After less than three hours on the search, 50 of the one hundred and fifty drones sent out have been irrevocably lost to various perils – but the hikers are safe in a mountainside emergency shack awaiting transportation home once the weather clears.

No members of the search team suffered injuries or casualties (the three of them controlled the drones from a centrally positioned helicopter) and the total price of the search is less than $10000 in lost equipment and fuel for the search.

As all the parts required to build the airframes for the drones can be combined into a single build on a Fortus 900 printer, and each drone was built of ABS-M30 material thermoplastic, the total cost is $109 per drone.

If you consider that the current cost to undertake a similar rescue might run to nearly $200,000, the appeal becomes obvious, and should you think the new paradigm described above lacks credibility, you need to rethink your position.

Engineers at the Advanced Manufacturing Research Centre of the University of Sheffield have recently printed a five foot wide drone prototype as part of their research into 3D printing of complex aeronautical designs.

And the team of researchers, led by Senior Design Engineer Dr. Garth Nicholson, say the low cost of printing relatively small 3D aircraft will soon see them used for one-way search flights, reconnaissance and the delivery of lightweight items.

The UAV has already undergone test flights as a non-powered glider, and the team are moving on to  develop an electric ducted fan propulsion system to incorporate into their airframe. They envision a system to allow pilots to fly the craft via GPS as the next step in the process.

Made of only nine total parts which are snapped together, the drones weigh less than 4.5 pounds.

According to a Development Engineer for the project, John Mann, it's the relatively inexpensive nature of the FDM process that's brought the idea one step closer to reality. Mann was responsible for detail design and CAD modeling of the aircraft.

"The whole airframe was designed specifically for additive manufacture," Mann said. "The optimum configuration for the diverse requirements of aerodynamic performance and FDM manufacture appeared to be the blended wing body. This type of design has a number of advantages. It lends itself to FDM technology due to the smooth leading and trailing edges over each half-span."
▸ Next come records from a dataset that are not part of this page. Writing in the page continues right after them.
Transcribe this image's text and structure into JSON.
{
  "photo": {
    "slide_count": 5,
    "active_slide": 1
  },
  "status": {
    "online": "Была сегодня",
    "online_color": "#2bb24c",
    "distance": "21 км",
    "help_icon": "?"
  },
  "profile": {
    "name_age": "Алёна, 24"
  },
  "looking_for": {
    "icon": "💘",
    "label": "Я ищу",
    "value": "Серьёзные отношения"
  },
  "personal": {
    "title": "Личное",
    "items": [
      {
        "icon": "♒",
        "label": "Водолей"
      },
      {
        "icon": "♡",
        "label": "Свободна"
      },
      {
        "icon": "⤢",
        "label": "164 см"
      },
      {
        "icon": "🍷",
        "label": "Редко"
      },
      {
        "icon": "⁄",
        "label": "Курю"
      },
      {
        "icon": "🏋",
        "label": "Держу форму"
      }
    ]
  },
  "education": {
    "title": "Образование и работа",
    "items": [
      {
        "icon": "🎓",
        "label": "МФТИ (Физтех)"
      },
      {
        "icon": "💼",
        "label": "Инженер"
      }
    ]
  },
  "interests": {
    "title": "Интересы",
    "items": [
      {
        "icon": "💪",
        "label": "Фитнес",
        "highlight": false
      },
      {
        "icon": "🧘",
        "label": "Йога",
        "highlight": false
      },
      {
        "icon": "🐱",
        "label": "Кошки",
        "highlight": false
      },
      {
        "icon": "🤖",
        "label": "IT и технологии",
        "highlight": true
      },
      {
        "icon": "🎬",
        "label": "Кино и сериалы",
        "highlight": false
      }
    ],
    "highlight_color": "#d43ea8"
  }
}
The Sheffield team says they're also examining the properties of nylon in place of plastic to build the drones, and add that they believe a nylon version of the craft would be 60 percent stronger without resulting in additional weight.

"We're also investigating full, on-board data logging of flight parameters, autonomous operation by GPS, and control by surface morphing technology," Nicholson says.

The AMRC was established in 2001 as a collaboration between the University of Sheffield and aerospace titan Boeing.